Meier J J, Gethmann A, Götze O, Gallwitz B, Holst J J, Schmidt W E, Nauck M A
Department of Medicine I, St Josef Hospital, Ruhr University, Bochum, Germany.
Diabetologia. 2006 Mar;49(3):452-8. doi: 10.1007/s00125-005-0126-y. Epub 2006 Jan 31.
AIMS/HYPOTHESIS: Diabetic dyslipidaemia contributes to the excess morbidity and mortality in patients with type 2 diabetes. Exogenous glucagon-like peptide 1 (GLP-1) lowers postprandial glycaemia predominantly by slowing gastric emptying. Therefore, the effects of GLP-1 on postprandial lipid levels and gastric emptying were assessed.
14 healthy male volunteers were studied with an i.v. infusion of GLP-1 (1.2 pmol kg(-1) min(-1)) or placebo over 390 min in the fasting state. A solid test meal was served and gastric emptying was determined using a (13)C-labelled sodium octanoate breath test. Venous blood was drawn frequently for measurement of glucose, insulin, C-peptide, glucagon, GLP-1, triglycerides and NEFA.
GLP-1 administration lowered fasting and postprandial glycaemia (p<0.0001). Gastric emptying was delayed by GLP-1 compared with placebo (p<0.0001). During GLP-1 administration, insulin secretory responses were higher in the fasting state but lower after meal ingestion. After meal ingestion, triglyceride plasma levels increased by 0.33+/-0.14 mmol/l in the placebo experiments (p<0.0001). In contrast, the postprandial increase in triglyceride levels was completely abolished by GLP-1 (change in triglycerides, -0.023+/-0.045 mmol/l; p<0.05). During GLP-1 infusion, plasma concentrations of NEFA were suppressed by 39% in the fasting state (p<0.01) and by 31+/-5% after meal ingestion (p<0.01).
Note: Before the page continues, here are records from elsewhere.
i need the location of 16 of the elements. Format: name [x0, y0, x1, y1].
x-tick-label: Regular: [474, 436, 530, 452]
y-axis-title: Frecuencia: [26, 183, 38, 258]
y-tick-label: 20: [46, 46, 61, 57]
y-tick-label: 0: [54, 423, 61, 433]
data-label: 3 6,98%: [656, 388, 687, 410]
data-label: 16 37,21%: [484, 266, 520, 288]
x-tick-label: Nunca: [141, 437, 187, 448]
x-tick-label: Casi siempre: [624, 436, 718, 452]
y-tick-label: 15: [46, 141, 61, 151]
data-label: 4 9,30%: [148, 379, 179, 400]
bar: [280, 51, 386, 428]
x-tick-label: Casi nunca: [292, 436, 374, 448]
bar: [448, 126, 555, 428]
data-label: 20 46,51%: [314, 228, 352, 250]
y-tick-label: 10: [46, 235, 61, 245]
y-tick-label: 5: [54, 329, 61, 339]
CONCLUSIONS/INTERPRETATION: GLP-1 improves postprandial lipidaemia, presumably as a result of delayed gastric emptying and insulin-mediated inhibition of lipolysis. Thus, by lowering both glucose and lipid concentrations, GLP-1 administration may reduce the cardiovascular risk in patients with type 2 diabetes.
目的/假设:糖尿病血脂异常导致2型糖尿病患者发病率和死亡率过高。外源性胰高血糖素样肽1(GLP-1)主要通过延缓胃排空来降低餐后血糖。因此,评估了GLP-1对餐后血脂水平和胃排空的影响。
对14名健康男性志愿者在禁食状态下进行390分钟的静脉输注GLP-1(1.2 pmol kg⁻¹ min⁻¹)或安慰剂研究。提供固体试验餐,并使用¹³C标记的辛酸钠呼气试验测定胃排空。频繁采集静脉血以测量葡萄糖、胰岛素、C肽、胰高血糖素、GLP-1、甘油三酯和非酯化脂肪酸(NEFA)。
给予GLP-1可降低空腹和餐后血糖(p<0.0001)。与安慰剂相比,GLP-1延迟了胃排空(p<0.0001)。在给予GLP-1期间,空腹状态下胰岛素分泌反应较高,但进食后较低。进食后,安慰剂试验中甘油三酯血浆水平升高0.33±0.14 mmol/l(p<0.0001)。相比之下,GLP-1完全消除了餐后甘油三酯水平的升高(甘油三酯变化,-0.023±0.045 mmol/l;p<0.05)。在输注GLP-1期间,空腹状态下NEFA血浆浓度降低39%(p<0.01),进食后降低31±5%(p<0.01)。
结论/解读:GLP-1改善餐后血脂异常,可能是由于胃排空延迟和胰岛素介导的脂肪分解抑制。因此,通过降低血糖和血脂浓度,给予GLP-1可能降低2型糖尿病患者的心血管风险。